Keluarga Donald Trump dilaporkan berhasil mengumpulkan pendapatan luar negeri yang fantastis dengan total mencapai Rp5,39 triliun. Angka signifikan ini sebagian besar disumbang oleh performa bisnis di kawasan Timur Tengah yang kini menjadi pusat kontribusi pendapatan internasional bagi Trump Organization.
Sumber pemasukan utama berasal dari penjualan separuh kepemilikan saham di perusahaan kripto World Liberty Financial. Transaksi bernilai US$263 juta atau setara Rp4,73 triliun tersebut melibatkan entitas yang didukung oleh Sheikh Tahnoon bin Zayed Al Nahyan, tokoh berpengaruh dari keluarga kerajaan Uni Emirat Arab. Selain kripto, sektor properti turut memberikan sumbangsih melalui kerja sama lisensi pembangunan menara serta lapangan golf mewah di kawasan Teluk.
Data menunjukkan lonjakan drastis dalam pendapatan lisensi luar negeri Trump. Setelah sempat melandai ke angka US$8 juta pada 2023, pendapatan sektor ini melonjak hingga US$59 juta pada 2025. Pertumbuhan ini dipicu oleh proyek-proyek pengembangan baru yang tersebar di berbagai negara, termasuk India, Vietnam, dan Rumania.
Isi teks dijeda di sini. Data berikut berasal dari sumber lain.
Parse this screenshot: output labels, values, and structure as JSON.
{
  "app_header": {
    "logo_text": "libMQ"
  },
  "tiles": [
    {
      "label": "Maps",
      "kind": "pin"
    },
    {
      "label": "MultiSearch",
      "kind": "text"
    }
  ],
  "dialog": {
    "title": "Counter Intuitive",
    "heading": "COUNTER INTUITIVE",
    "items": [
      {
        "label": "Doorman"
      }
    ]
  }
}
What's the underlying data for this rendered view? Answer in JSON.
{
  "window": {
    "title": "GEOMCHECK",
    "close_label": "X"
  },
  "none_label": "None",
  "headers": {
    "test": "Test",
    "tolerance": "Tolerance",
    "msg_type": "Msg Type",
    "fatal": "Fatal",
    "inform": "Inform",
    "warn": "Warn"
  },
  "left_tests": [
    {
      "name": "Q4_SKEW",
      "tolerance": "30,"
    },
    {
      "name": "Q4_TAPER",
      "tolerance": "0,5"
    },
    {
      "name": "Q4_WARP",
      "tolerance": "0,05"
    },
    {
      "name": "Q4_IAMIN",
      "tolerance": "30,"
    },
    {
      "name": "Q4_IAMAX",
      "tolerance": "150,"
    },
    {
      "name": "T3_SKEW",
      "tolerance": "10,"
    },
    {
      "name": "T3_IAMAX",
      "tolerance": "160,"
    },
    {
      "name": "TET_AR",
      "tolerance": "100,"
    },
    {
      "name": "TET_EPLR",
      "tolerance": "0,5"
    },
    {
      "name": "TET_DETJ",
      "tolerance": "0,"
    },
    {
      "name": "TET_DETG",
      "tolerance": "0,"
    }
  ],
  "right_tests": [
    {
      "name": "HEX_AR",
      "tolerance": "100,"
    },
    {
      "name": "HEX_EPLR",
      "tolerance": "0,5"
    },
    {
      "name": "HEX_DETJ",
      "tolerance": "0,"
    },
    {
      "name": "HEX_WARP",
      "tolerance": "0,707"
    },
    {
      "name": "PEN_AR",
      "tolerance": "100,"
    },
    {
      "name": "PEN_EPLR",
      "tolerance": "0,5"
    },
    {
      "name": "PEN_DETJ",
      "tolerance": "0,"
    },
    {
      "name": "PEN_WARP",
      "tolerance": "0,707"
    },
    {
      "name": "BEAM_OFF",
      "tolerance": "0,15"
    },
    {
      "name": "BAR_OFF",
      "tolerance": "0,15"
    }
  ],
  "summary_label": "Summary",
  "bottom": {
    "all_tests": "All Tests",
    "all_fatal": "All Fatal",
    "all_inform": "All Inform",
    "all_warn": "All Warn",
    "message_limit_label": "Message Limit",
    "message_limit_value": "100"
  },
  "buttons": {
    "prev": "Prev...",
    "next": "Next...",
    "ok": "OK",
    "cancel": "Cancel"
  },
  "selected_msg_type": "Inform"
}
Di sisi lain, keterlibatan keluarga Trump dalam industri kripto melalui World Liberty Financial dan penjualan koin meme bermerek Trump memberikan pemasukan yang melampaui US$1,4 miliar sepanjang tahun lalu. Meski demikian, kesuksesan finansial ini kontras dengan data dari Chainalysis yang mencatat adanya kerugian besar pada ratusan ribu investor ritel yang memegang aset serupa.
Sementara itu, portofolio bisnis domestik seperti resor Mar-a-Lago turut mencatat kinerja positif dengan pendapatan hampir menyentuh US$77 juta. Secara keseluruhan, tren ini menandai kebangkitan agresif kegiatan bisnis keluarga Trump di kancah global seiring dengan dinamika politik yang terjadi belakangan ini.